Thank y'all for the tips!
 
No powder is not the only SNAFU possible. Every oncet in a while you get a dud primer. So, if gun fails to go BOOM, stop shooting and check bbl for obstruction. PLEASE! :uhoh:
 
Tam,
Ahh, I see. I was lucky enough that someone had suggested in a class I took that I purchase a dowel and put it in my range bag, "just in case". I wasn't even reloading at the time I put it in there. I was glad I had it when I experienced my first squib a couple of weeks ago. It kept me from having to cut my day short.
The best you can do is learn from the experience. I know that after my first squib, I now make sure that I look into each and every case while reloading. I swear, if anyone ever saw the rocking grove I get into while reloading, they would think I'm having a seziure :scrutiny: of some sort. But, that rock allows me to look into the case before I seat a bullet. I seem to be adding steps as I go along as fail-safe operations so I don't have any more squibs. I have sections of the bench that are reserved for certain items. I have notes on the press, and on the cabinet behind the press. Stuff like; Powder hopper on?, when was the last charge you weighed?, it's not a race, etc. It helps me do things right.
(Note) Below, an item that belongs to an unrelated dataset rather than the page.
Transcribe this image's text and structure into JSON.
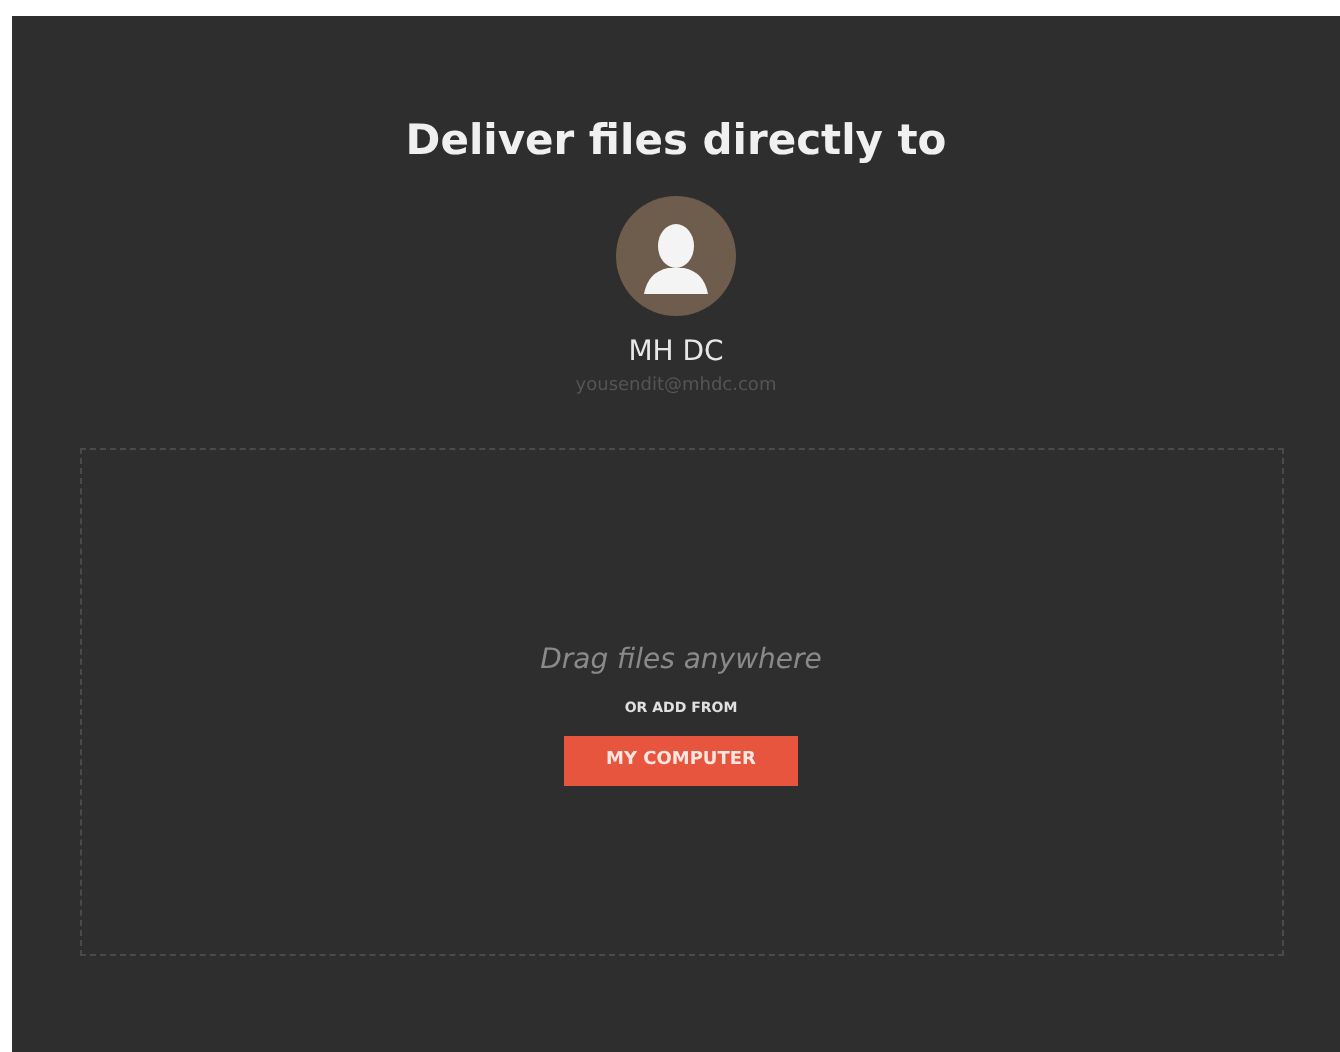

Good luck, and happy reloading.

Keith
 
You need to get into a "rythm" as you're reloading, and one of the things in my rythm is to check that the case is charged as I drop my bullet on top; as Intune said, the best thing for that is a good strong light set up on your bench, so you can SEE whether or not you've got a charged case. On my 550, I've also got a little magnetic mirror set up, so I can see directly down into the case.
 
when I have a squib I don't shoot any more rounds from that batch. I just can't help wondering where that missing powder charge went. :what:
 
Your load is 8.3 grains of powder so that IS enough to check on a digital scale, to find cartridges without powder. Cases will vary by 2-3 grains or so, bullets by 1 grain or so. Check the average loaded cartridge weight - if you find something light by 5 grains or more, it's a squib, or maybe at least suspect.

and bigjim has a good point, more of an issue with lighter charges - when weighing loaded cartridges, look for some that are obviously too heavy.